CRS must be preserved
The output GeoDataFrame should use the raster CRS:
gdf = gpd.GeoDataFrame(records, crs=crs)
If the output does not align with other layers, the problem is usually CRS assignment or later reprojection.
Invalid geometries can appear
Polygonized output can sometimes include invalid geometries, especially from complex raster edges. Check validity if later overlay operations fail:
invalid = ~gdf.is_valid
print(gdf[invalid])
Large rasters can be slow to polygonize
Very large rasters can be slow and memory-intensive to process. The output can also contain complex or multipart geometries. In practice, it often helps to clip the raster to the area of interest first.
Internal links
If you need background on when this workflow makes sense, see Raster vs vector data in GIS.
Related next steps:
If your output layer does not line up with other data, see How to fix CRS mismatch errors in GeoPandas.
FAQ
How do I convert a raster to polygons in Python?
Use rasterio to read the raster and rasterio.features.shapes to extract polygon geometries from grouped pixel regions. Then store the result in a GeoDataFrame and export it.

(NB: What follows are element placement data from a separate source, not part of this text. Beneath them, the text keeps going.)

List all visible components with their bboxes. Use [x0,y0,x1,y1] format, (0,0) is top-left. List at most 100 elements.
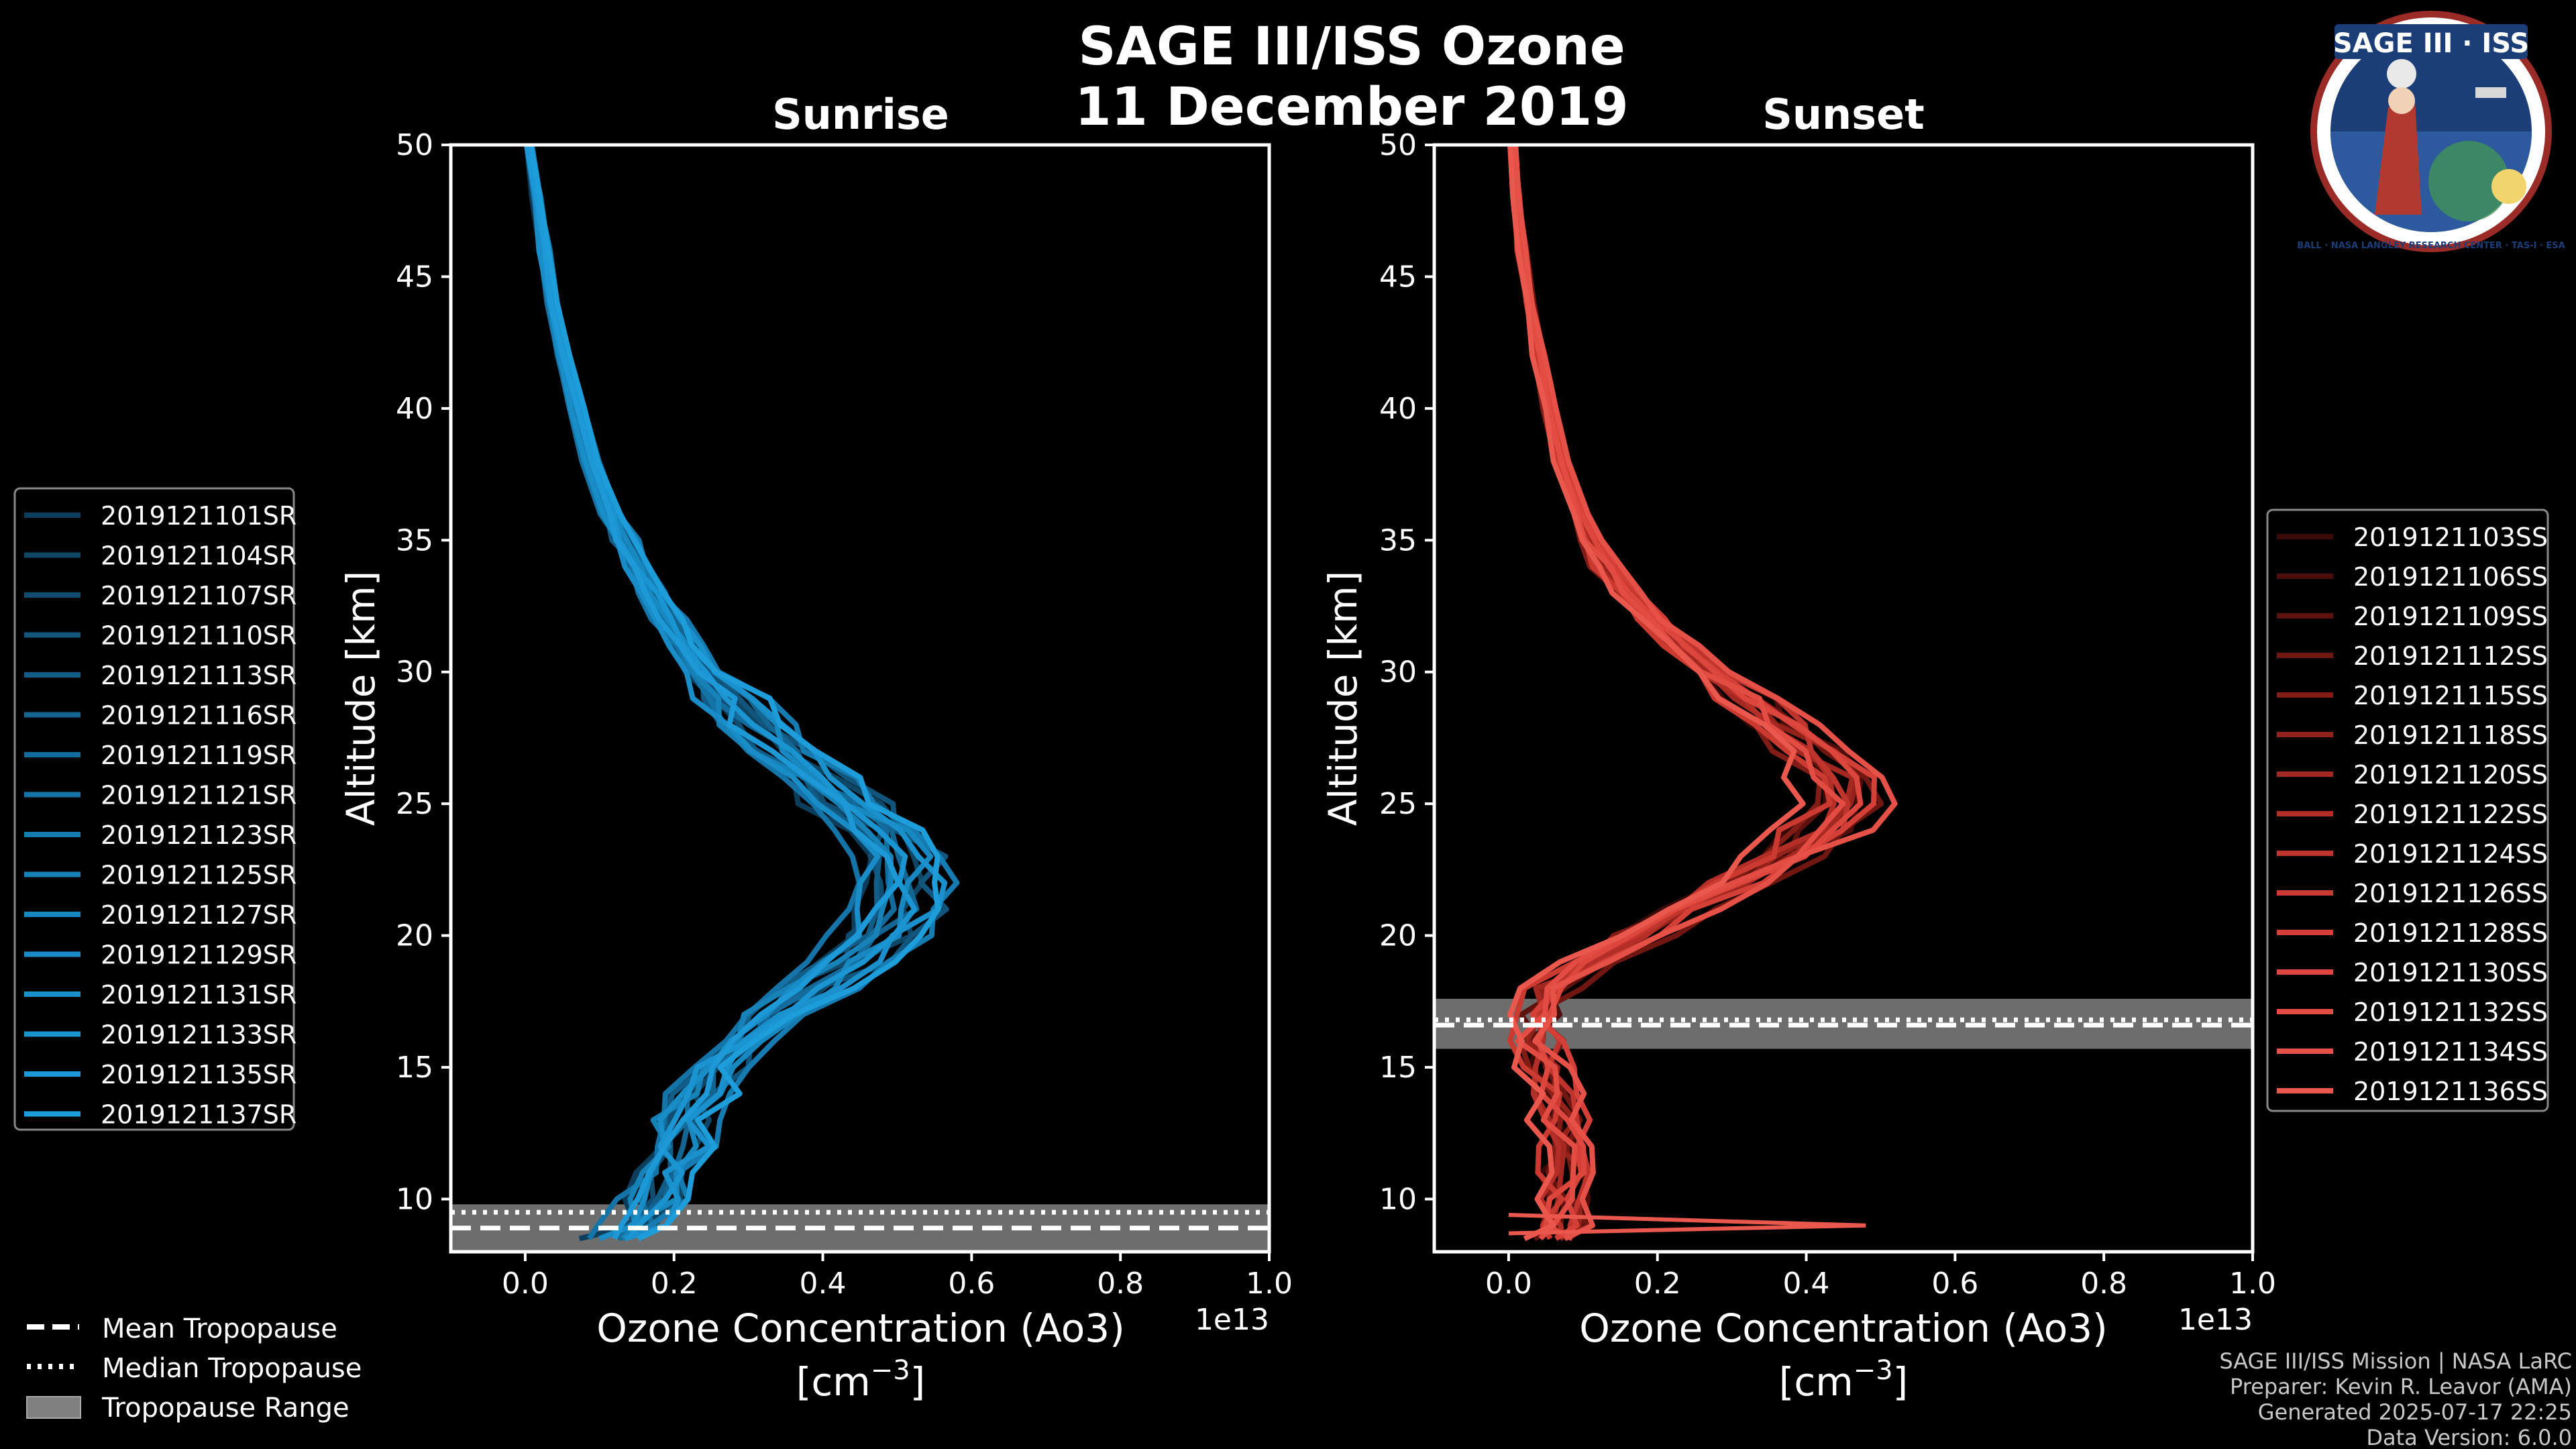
sunset-ytick-label: 25 [1379,787,1417,821]
tropopause-legend: Mean Tropopause Median Tropopause Tropop… [26,1313,362,1424]
sunrise-legend-label: 2019121135SR [101,1060,297,1089]
footer-data-version: Data Version: 6.0.0 [2366,1425,2572,1449]
profile-2019121130SS [1510,145,1864,1241]
sunset-legend-frame [2266,508,2549,1112]
sunset-legend-label: 2019121103SS [2353,523,2548,552]
profile-2019121135SR [524,145,901,1240]
sunrise-xtick-label: 0.6 [948,1267,995,1301]
sunset-plot-area [1434,145,2253,1242]
sunset-legend-label: 2019121115SS [2353,681,2548,710]
sunset-xtick-label: 1.0 [2229,1267,2276,1301]
sunset-legend-label: 2019121126SS [2353,879,2548,908]
sunset-legend-label: 2019121120SS [2353,760,2548,790]
sunrise-legend-label: 2019121129SR [101,941,297,970]
profile-2019121124SS [1509,145,1851,1239]
profile-2019121134SS [1513,145,1898,1242]
sunset-legend-label: 2019121106SS [2353,562,2548,592]
logo-name: SAGE III · ISS [2333,28,2529,59]
profile-2019121137SR [527,145,941,1242]
sunrise-legend-frame [13,487,295,1131]
sunset-xtick-label: 0.6 [1931,1267,1978,1301]
sunset-y-axis-label: Altitude [km] [1320,571,1366,826]
sunset-legend-label: 2019121109SS [2353,602,2548,631]
sunset-ytick-label: 40 [1379,392,1417,426]
sunrise-ytick-label: 35 [396,523,433,557]
sunrise-legend-label: 2019121121SR [101,781,297,810]
sunset-ytick-label: 30 [1379,655,1417,690]
footer-preparer: Preparer: Kevin R. Leavor (AMA) [2230,1374,2572,1399]
sunset-x-axis-label: Ozone Concentration (Ao3) [1579,1305,2108,1351]
sunrise-ytick-label: 20 [396,919,433,953]
sunset-ytick-label: 20 [1379,919,1417,953]
sunset-legend: 2019121103SS 2019121106SS 2019121109SS 2019… [2266,508,2549,1112]
sunrise-plot-area [451,145,1269,1252]
sunrise-legend-label: 2019121116SR [101,701,297,731]
astronomer-figure [2375,101,2422,215]
sunrise-y-axis-label: Altitude [km] [338,571,384,826]
sunset-legend-label: 2019121134SS [2353,1037,2548,1067]
earth-icon [2428,141,2509,221]
sunset-legend-label: 2019121128SS [2353,918,2548,948]
sunset-x-offset-label: 1e13 [2178,1303,2253,1337]
footer-credits: SAGE III/ISS Mission | NASA LaRC Prepare… [2219,1348,2572,1449]
sunrise-xtick-label: 0.2 [651,1267,698,1301]
sunrise-legend-label: 2019121123SR [101,820,297,850]
sunrise-legend-label: 2019121125SR [101,861,297,890]
sage-iii-iss-logo: SAGE III · ISS BALL · NASA LANGLEY RESEA… [2297,11,2565,252]
sunrise-ytick-label: 10 [396,1182,433,1216]
sunset-xtick-label: 0.8 [2080,1267,2127,1301]
sunrise-xtick-label: 1.0 [1246,1267,1293,1301]
sunset-panel-title: Sunset [1762,90,1925,139]
profile-2019121136SS [1507,145,1806,1242]
sunrise-x-axis-units: [cm−3] [796,1355,926,1405]
sunset-ytick-label: 10 [1379,1182,1417,1216]
sunrise-legend-label: 2019121110SR [101,621,297,651]
sunset-panel: Sunset 0.0 0.2 0.4 0.6 0.8 1.0 10 15 20 25 30 35 40… [1320,90,2276,1405]
sunset-x-axis-units: [cm−3] [1779,1355,1909,1405]
sunrise-legend-label: 2019121119SR [101,741,297,770]
sunset-ytick-label: 35 [1379,523,1417,557]
sunset-legend-label: 2019121130SS [2353,958,2548,987]
sunrise-ytick-label: 30 [396,655,433,690]
sunset-ytick-label: 50 [1379,128,1417,162]
sunset-legend-label: 2019121132SS [2353,998,2548,1027]
sunrise-legend-label: 2019121104SR [101,541,297,571]
sunrise-legend-label: 2019121131SR [101,980,297,1010]
profile-2019121120SS [1509,145,1856,1240]
sunrise-xtick-label: 0.0 [502,1267,549,1301]
sunrise-xtick-label: 0.4 [800,1267,847,1301]
footer-generated: Generated 2025-07-17 22:25 [2258,1399,2572,1425]
sunset-legend-label: 2019121118SS [2353,720,2548,750]
sunrise-legend-label: 2019121113SR [101,661,297,690]
profile-2019121112SS [1509,145,1884,1241]
sunset-ytick-label: 15 [1379,1051,1417,1085]
sunset-legend-label: 2019121112SS [2353,641,2548,671]
profile-2019121129SR [524,145,881,1242]
figure-title: SAGE III/ISS Ozone [1078,17,1625,77]
sunrise-legend-label: 2019121133SR [101,1020,297,1050]
sunrise-legend-label: 2019121107SR [101,581,297,610]
sunset-plot-frame [1432,143,2255,1254]
profile-2019121128SS [1511,145,1878,1241]
sunset-ytick-label: 45 [1379,260,1417,294]
moon-icon [2387,59,2416,89]
satellite-icon [2475,87,2506,98]
profile-2019121132SS [1507,145,1846,1241]
sun-icon [2491,169,2526,204]
sunrise-ytick-label: 50 [396,128,433,162]
sunset-low-altitude-spike [1508,1213,1866,1236]
sunset-legend-label: 2019121136SS [2353,1077,2548,1106]
sunrise-x-offset-label: 1e13 [1195,1303,1269,1337]
sunset-xtick-label: 0.4 [1783,1267,1830,1301]
sunrise-legend: 2019121101SR 2019121104SR 2019121107SR 2019… [13,487,297,1131]
sunrise-panel-title: Sunrise [772,90,949,139]
sunset-legend-label: 2019121124SS [2353,839,2548,869]
profile-2019121118SS [1508,145,1860,1241]
tropopause-range-swatch [26,1396,81,1419]
profile-2019121106SS [1507,145,1864,1241]
sunset-legend-label: 2019121122SS [2353,800,2548,829]
logo-ring-text: BALL · NASA LANGLEY RESEARCH CENTER · TA… [2297,241,2565,251]
figure-subtitle: 11 December 2019 [1075,77,1628,138]
sunrise-ytick-label: 40 [396,392,433,426]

What Python library is used to polygonize a raster?
The standard tool is rasterio.features.shapes. GeoPandas is commonly used after that to manage and save the vector output.
Can I convert only one raster value to vector polygons?
Yes. Build a mask such as band == 1 and polygonize only that class. This is common for binary masks like flooded versus not flooded.
Why does raster to vector conversion create too many polygons?
This usually happens when the raster is continuous or noisy. Many unique values or isolated pixels create many separate polygon regions. Reclassification or filtering is often needed first.
How do I save polygonized raster output as a Shapefile or GeoJSON?
Use GeoPandas:
gdf.to_file("output.shp")
gdf.to_file("output.geojson", driver="GeoJSON")
Shapefile is widely supported, while GeoJSON is often easier for web and exchange workflows.